What does “good” in this new age look like?
If you look in the book, there’s this set of ten growth outliers that I think get a lot of this right. The kinds of things that they’re good at doing are letting their structure change as their business opportunities change. Things like making sure that leaders don’t get too calcified in any one role or any one spot. Making sure that they do things fast, they make decisions quickly. Their pace is quicker than a lot of other firms.
The problem with a lot of companies, particularly with respect to things like innovation, is that their structures were built to serve some of their business purpose in the past. So the structure they have today was built to help deliver yesterday’s business. When tomorrow’s business requires doing something different, you might need a different structure to go after it. But very often, the phrase I hear all the time is it “falls between the cracks” of the existing business. So what you want to be thinking about is building the right structure to deliver the business of the future.
What role can marketing play in helping to define a new opportunity? Is it the classic role that marketing plays, or is it something more?
I think it’s something different, and I think the world of marketing is about to undergo the most ginormous upheaval. And it has to do with the fact that on the one hand, the analytics that form the cornerstone of traditional marketing are really changing rapidly. When I was doing my PhD, it was all about conjoint analysis and co-word grouping and feature-function maps. Today with the advent of big data and the ability to combine data across many different, previous-unrelated databases, the onus on marketing to get really smart about how they use data and what discoveries they find from them is going to be very strong. There’s going to be a huge amount of pressure for that.
So I’ll give you a specific example. My colleague at Columbia, Oded Netzer did a big data project involving the use of the entire Edmunds database. It was a big, involved study, but he was able to use social media mentions from the Edmunds database to identify the General Motors push to rebrand the Cadillac to be more in line with a European luxury car and less like an American family car, which is how many people were beginning to think of it. He was able to demonstrate that that a particular set of investments actually got traction in the perception of the brand using only social media. I think that’s totally different than a lot of the tools that are in the marketing toolkit today.

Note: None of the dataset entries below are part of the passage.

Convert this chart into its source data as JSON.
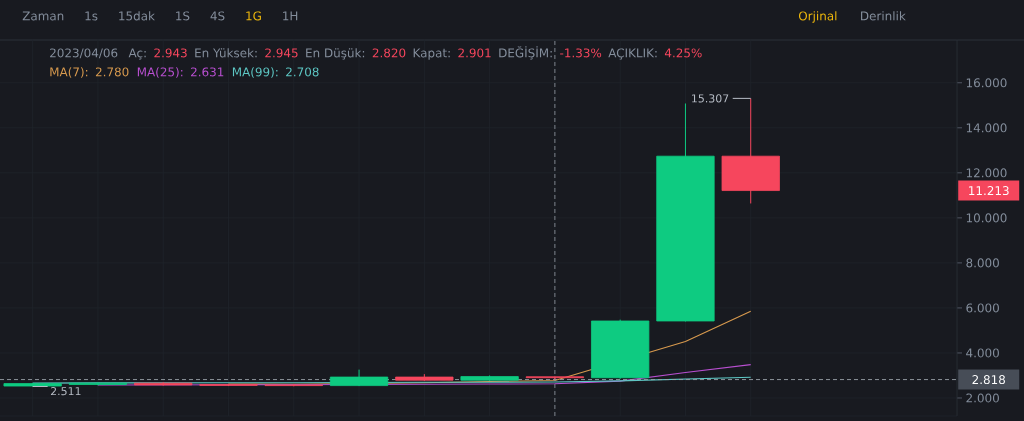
{
  "chart_data": {
    "type": "candlestick",
    "categories": [
      null,
      null,
      null,
      null,
      null,
      null,
      null,
      null,
      null,
      null,
      null,
      null
    ],
    "ohlc": [
      [
        2.53,
        2.66,
        2.511,
        2.64
      ],
      [
        2.6,
        2.7,
        2.56,
        2.66
      ],
      [
        2.66,
        2.7,
        2.55,
        2.58
      ],
      [
        2.6,
        2.63,
        2.53,
        2.56
      ],
      [
        2.58,
        2.62,
        2.52,
        2.55
      ],
      [
        2.55,
        3.26,
        2.53,
        2.93
      ],
      [
        2.93,
        3.06,
        2.76,
        2.79
      ],
      [
        2.79,
        3.0,
        2.76,
        2.95
      ],
      [
        2.943,
        2.945,
        2.82,
        2.901
      ],
      [
        2.9,
        5.48,
        2.85,
        5.42
      ],
      [
        5.42,
        15.08,
        5.4,
        12.74
      ],
      [
        12.74,
        15.307,
        10.64,
        11.213
      ]
    ],
    "colors": [
      "#0ECB81",
      "#0ECB81",
      "#F6465D",
      "#F6465D",
      "#F6465D",
      "#0ECB81",
      "#F6465D",
      "#0ECB81",
      "#F6465D",
      "#0ECB81",
      "#0ECB81",
      "#F6465D"
    ],
    "series": [
      {
        "name": "MA(7):",
        "type": "line",
        "color": "#D89A4E",
        "values": [
          null,
          null,
          null,
          2.62,
          2.61,
          null,
          2.68,
          2.73,
          2.78,
          null,
          4.51,
          5.85
        ]
      },
      {
        "name": "MA(25):",
        "type": "line",
        "color": "#B84FD0",
        "values": [
          null,
          2.58,
          null,
          null,
          2.59,
          null,
          2.61,
          2.62,
          2.631,
          2.75,
          3.13,
          3.48
        ]
      },
      {
        "name": "MA(99):",
        "type": "line",
        "color": "#5DC7C4",
        "values": [
          2.66,
          2.67,
          2.67,
          2.68,
          2.68,
          null,
          2.7,
          2.7,
          2.708,
          2.76,
          2.84,
          2.92
        ]
      }
    ],
    "ylim": [
      1.2,
      17.9
    ],
    "yticks": [
      {
        "value": 2,
        "label": "2.000"
      },
      {
        "value": 4,
        "label": "4.000"
      },
      {
        "value": 6,
        "label": "6.000"
      },
      {
        "value": 8,
        "label": "8.000"
      },
      {
        "value": 10,
        "label": "10.000"
      },
      {
        "value": 12,
        "label": "12.000"
      },
      {
        "value": 14,
        "label": "14.000"
      },
      {
        "value": 16,
        "label": "16.000"
      }
    ],
    "grid": true,
    "legend": "top left",
    "tick_labels": "y",
    "ref_lines": [
      {
        "axis": "y",
        "value": 2.818,
        "color": "#9AA0A8",
        "line_style": "dashed"
      }
    ],
    "annotations": [
      "Zaman",
      "1s",
      "15dak",
      "1S",
      "4S",
      "1G",
      "1H",
      "Orjinal",
      "Derinlik",
      "2023/04/06",
      "Aç:",
      "2.943",
      "En Yüksek:",
      "2.945",
      "En Düşük:",
      "2.820",
      "Kapat:",
      "2.901",
      "DEĞİŞİM:",
      "-1.33%",
      "AÇIKLIK:",
      "4.25%",
      "2.780",
      "2.631",
      "2.708",
      "15.307",
      "11.213",
      "2.818",
      {
        "text": "2.511",
        "y": 2.511
      }
    ]
  }
}
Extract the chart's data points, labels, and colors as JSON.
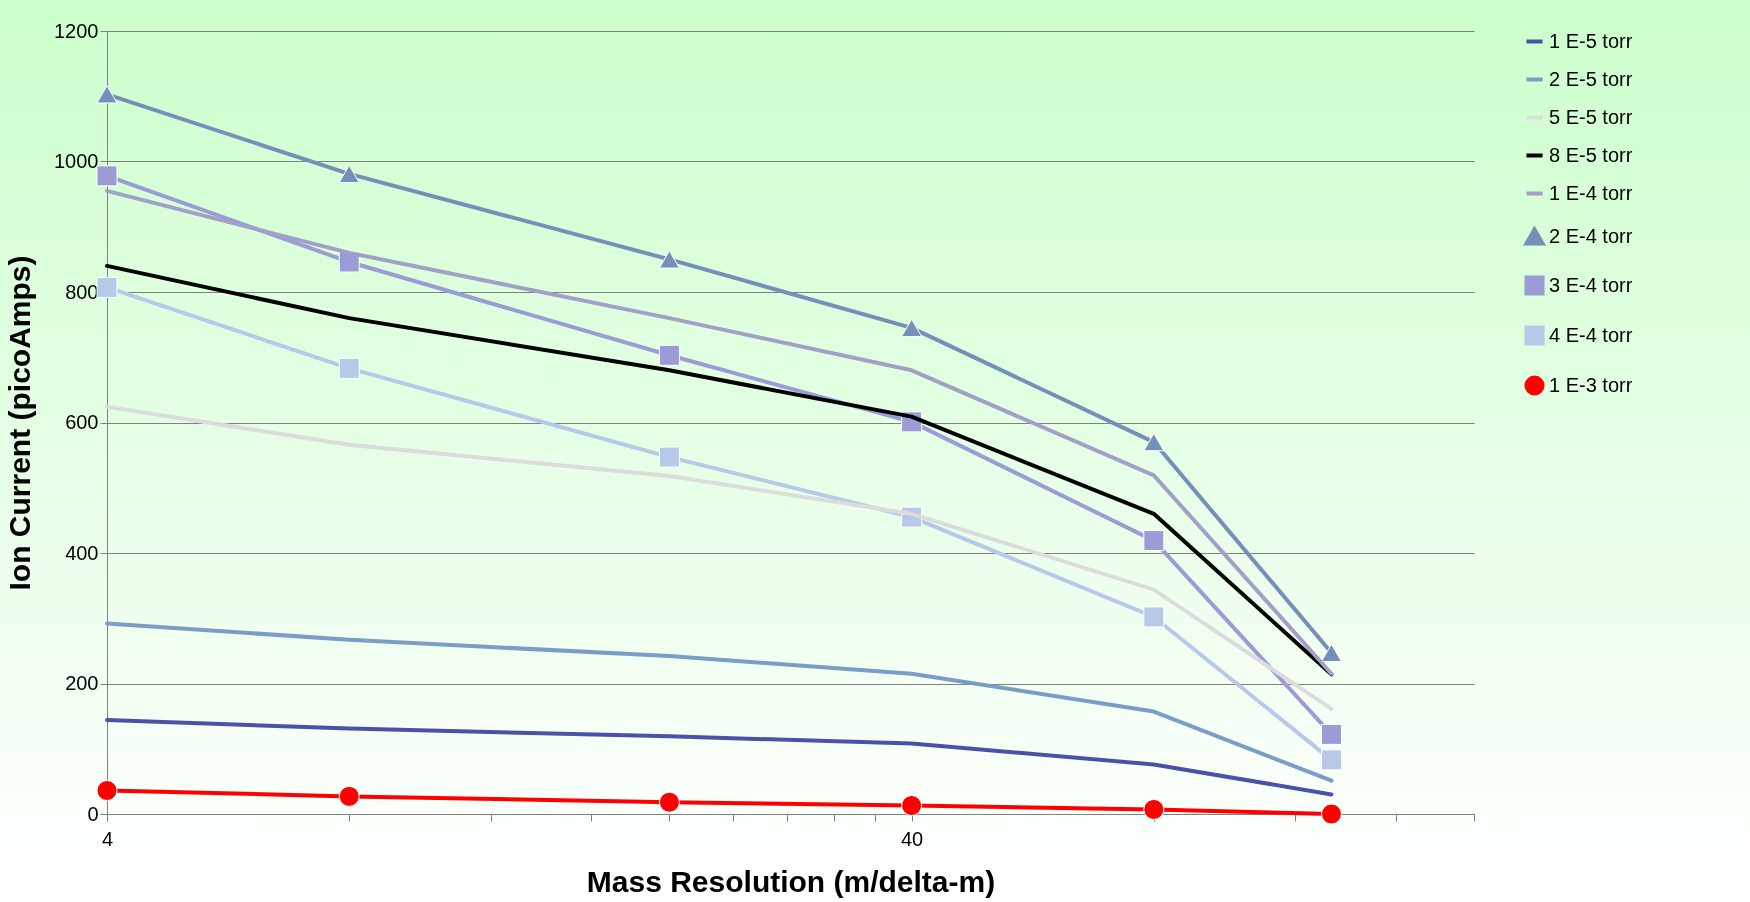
{
  "chart_data": {
    "type": "line",
    "xlabel": "Mass Resolution (m/delta-m)",
    "ylabel": "Ion Current (picoAmps)",
    "x": [
      4,
      8,
      20,
      40,
      80,
      133
    ],
    "xlim": [
      4,
      200
    ],
    "xticks": [
      4,
      {
        "value": 8,
        "label": null
      },
      {
        "value": 12,
        "label": null
      },
      {
        "value": 16,
        "label": null
      },
      {
        "value": 20,
        "label": null
      },
      {
        "value": 24,
        "label": null
      },
      {
        "value": 28,
        "label": null
      },
      {
        "value": 32,
        "label": null
      },
      {
        "value": 36,
        "label": null
      },
      40,
      {
        "value": 80,
        "label": null
      },
      {
        "value": 120,
        "label": null
      },
      {
        "value": 160,
        "label": null
      },
      {
        "value": 200,
        "label": null
      }
    ],
    "ylim": [
      0,
      1200
    ],
    "yticks": [
      0,
      200,
      400,
      600,
      800,
      1000,
      1200
    ],
    "log": "x",
    "grid": "y",
    "legend": "right",
    "line_style": "solid",
    "series": [
      {
        "name": "1 E-5 torr",
        "color": "#4a51a8",
        "marker": "none",
        "values": [
          144,
          131,
          119,
          108,
          76,
          30
        ]
      },
      {
        "name": "2 E-5 torr",
        "color": "#7a9cc6",
        "marker": "none",
        "values": [
          292,
          267,
          242,
          215,
          157,
          51
        ]
      },
      {
        "name": "5 E-5 torr",
        "color": "#dcdcdc",
        "marker": "none",
        "values": [
          624,
          566,
          518,
          460,
          344,
          161
        ]
      },
      {
        "name": "8 E-5 torr",
        "color": "#000000",
        "marker": "none",
        "values": [
          840,
          760,
          680,
          609,
          460,
          214
        ]
      },
      {
        "name": "1 E-4 torr",
        "color": "#a3a0c8",
        "marker": "none",
        "values": [
          955,
          860,
          760,
          680,
          519,
          215
        ]
      },
      {
        "name": "2 E-4 torr",
        "color": "#7590b8",
        "marker": "triangle",
        "values": [
          1103,
          981,
          850,
          745,
          570,
          247
        ]
      },
      {
        "name": "3 E-4 torr",
        "color": "#9b9bd6",
        "marker": "square",
        "values": [
          978,
          846,
          703,
          601,
          419,
          122
        ]
      },
      {
        "name": "4 E-4 torr",
        "color": "#b6c9e8",
        "marker": "square",
        "values": [
          807,
          683,
          547,
          455,
          302,
          83
        ]
      },
      {
        "name": "1 E-3 torr",
        "color": "#ff0000",
        "marker": "circle",
        "values": [
          36,
          27,
          18,
          13,
          7,
          0
        ]
      }
    ]
  }
}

What could this mean for the average marketer’s career? What does the ability to take advantage of these sorts of transient advantages mean for marketers?
I would suggest – don’t let yourself get stale. My watchwords are – if you come to work every day and all you’re doing is coming to work every day, you’ve got a long-term problem!
Moreover you’ve really got to know what’s going on out there. And I’ll give an example of a friend of mine at a big publishing company. She’d been let go and was meeting with a friend of mine who runs the learning and development department of this particular company. This marketing woman was saying I can’t get interviews. Or if she got interviews, she didn’t get offers because they want to know about things like search engine optimization, big data, social, and she had never had to learn any of that stuff. My friend meanwhile was completely outraged because she had arranged for online courses this woman could have taken advantage of, but she didn’t. The woman just came to work and did her job. As a consequence, she wasn’t even aware that a lot of this stuff was beginning to become a real for any company she considered going to.
So the point is I think you’d need to constantly be thinking about where are your skills in relationship to where the demand is going to be? Are you learning new things? Even if you don’t directly and immediately see the connection between your job and those skills, are you learning something new on a regular basis?